Freedom Ain't Soft
Deborah Colleen Rose
1/14/20263 min read
Freedom Ain’t Soft
People talk about freedom like it’s a silk scarf floating in the breeze. Light. Easy. Added beauty to an otherwise beautiful day. The problem is, there is no weight in a silk scarf. It can’ stop the rain or hold the cold out. And the concept of freedom is starting to become just as impotent at times.
Real freedom has calluses. It has a backbone. It asks you hard questions and it waits while you squirm for honest answers. It doesn’t hand you a ribbon for participation. It hands you a shovel and says, start digging.
Now let me play devil’s advocate for a minute.

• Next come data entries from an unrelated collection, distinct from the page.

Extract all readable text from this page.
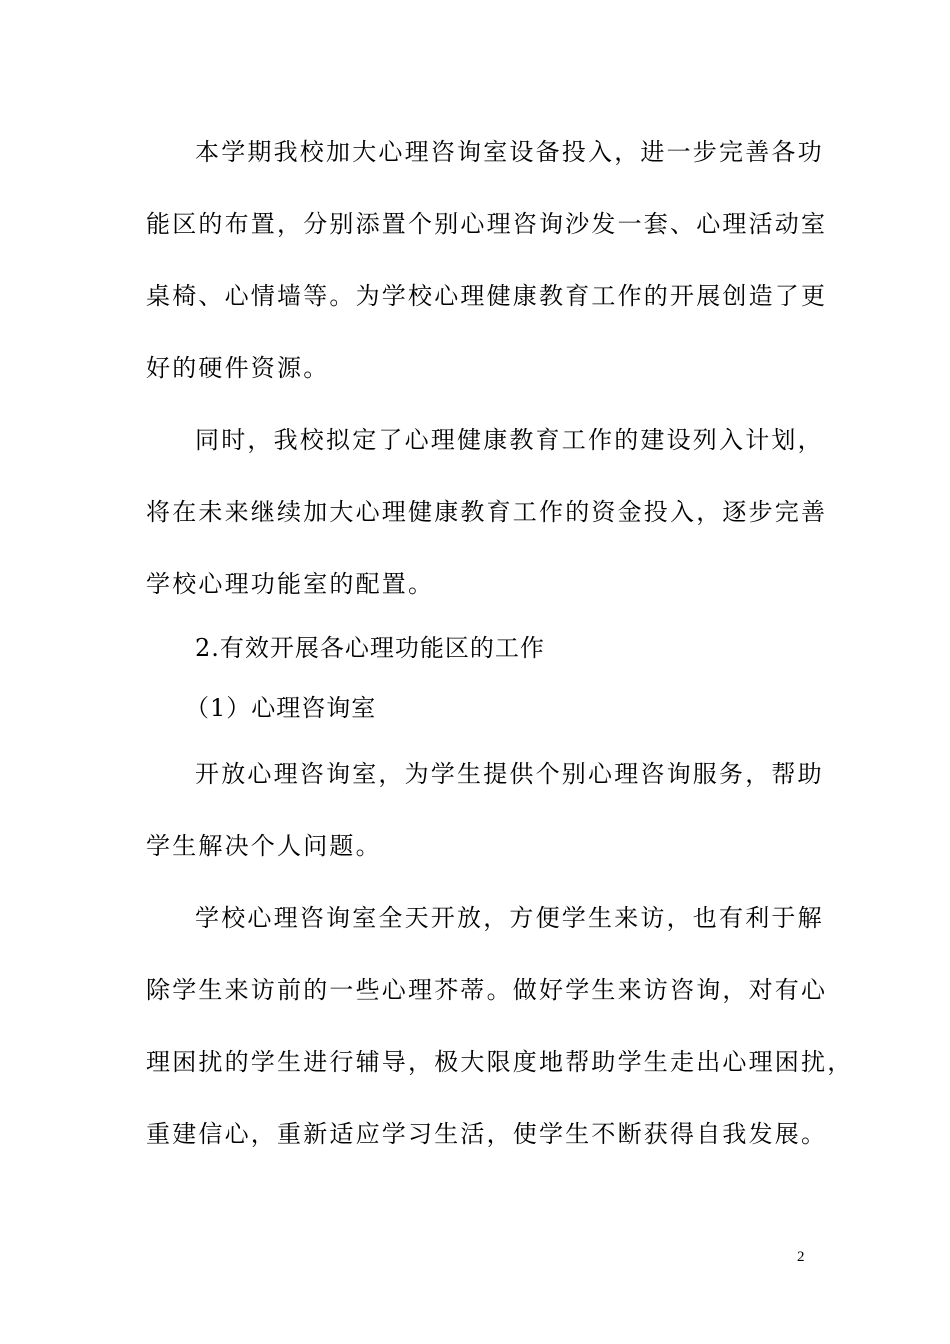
本学期我校加大心理咨询室设备投入，进一步完善各功
能区的布置，分别添置个别心理咨询沙发一套、心理活动室
桌椅、心情墙等。为学校心理健康教育工作的开展创造了更
好的硬件资源。
同时，我校拟定了心理健康教育工作的建设列入计划，
将在未来继续加大心理健康教育工作的资金投入，逐步完善
学校心理功能室的配置。
2.有效开展各心理功能区的工作
（1）心理咨询室
开放心理咨询室，为学生提供个别心理咨询服务，帮助
学生解决个人问题。
学校心理咨询室全天开放，方便学生来访，也有利于解
除学生来访前的一些心理芥蒂。做好学生来访咨询，对有心
理困扰的学生进行辅导，极大限度地帮助学生走出心理困扰，
重建信心，重新适应学习生活，使学生不断获得自我发展。
2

If we’re being honest, a whole lot of people who cry the loudest about “my freedom” aren’t talking about liberty at all. They’re talking about license. The freedom to do whatever they want, whenever they want, without cost, correction, or consequence. Their motto of “Free to Be Me”, takes no others into consideration. And if that interferes with my freedom, then the problem is me, not them.
Don’t tell me no.
Don’t expect anything from me.
Don’t hold me accountable.
Don’t make me uncomfortable.
That isn’t freedom. That’s a toddler in a grown body lying in the grocery store aisle kicking their heels.
And this is where people confuse freedom with anarchy.
Anarchy is no order, no structure, no shared agreement on right and wrong. Everybody a law unto themselves. Sounds bold on a poster. In real life, it means the strongest, loudest, or most ruthless run the show. The weak get trampled. The quiet get erased. The vulnerable get eaten alive. That isn’t liberation. That’s survival of the cruel.
Freedom needs structure. It needs agreed-upon rules. It needs accountability. Not to cage people, but to keep the strong from preying on the weak and the foolish from burning the house down. A fence isn’t always a prison. Sometimes it’s the only thing keeping the wolves out. And we have this in actuality – it’s called the Constitution. And for when people can’t agree on what the Constitution says, then we have laws that interpret those ideas, humane concepts, better known as inalienable right and when respected – freedom.
Tear down every fence in the name of freedom and don’t act surprised when your garden gets wrecked and your peace gets stolen. Order is not the enemy of liberty. It’s the frame that holds it upright.
Most folks don’t actually want freedom. They want exemption. Exemption from responsibility. Exemption from effort. Exemption from consequences. Bless their hearts, they want a universe where they get to swing the bat but never strike out, eat the cake but never gain the weight, speak their mind but never lose a relationship.
That world doesn’t exist.
There’s external freedom. The right to speak, move, build, walk away. That matters. That’s worth defending. But if that’s all you’ve got, you’re still standing in the doorway of the house, not living in it.
Internal freedom is where the real work starts. Not being ruled by your temper. Not being steered by fear. Not begging for approval like a dog waiting for table scraps. A person who can’t govern themselves is not free. They’re just unmanaged.
Then there’s moral freedom. The rare kind. Choosing what’s right when it costs you. When no one’s clapping. When it would be easier to lie, dodge, fold, or blame. That’s the freedom of a grown soul. And it’s scarce. It’s simply doing what’s right just because it’s right. And who decides that? Well it’s not you all beside yourself. Refer back to the Constitution, the laws and if you have trouble interpreting those, then you hire an attorney who trained for such a thing.
So here’s the truth that sticks in people’s throats.
Freedom and comfort don’t share a kitchen. Comfort says, sit down, stay quiet, don’t rock the boat. Freedom says, stand up, choose your road, and carry the weight. You don’t get both. Not for long.
Every choice is a trade. Every road charges a toll. You don’t get endless options. You get to pick your burden. That’s adulthood. That’s reality.
And consequences aren’t punishment. They’re physics. Moral gravity. Step off the roof, you fall. No use screaming that gravity is unfair.
I’ve lived long enough to know this.
Freedom isn’t doing whatever I please.
It’s knowing who I am.
Choosing my direction.
And shouldering the outcome without whining about the weight.
That kind of freedom doesn’t need a slogan.
Doesn’t need a protest sign.
Doesn’t need a crowd chanting its name.
It just stands there.
Steady.
Clear-eyed.
Unbought.
Unbowed.
Because in the end, real freedom isn’t something you claim — it’s something you prove by how you live.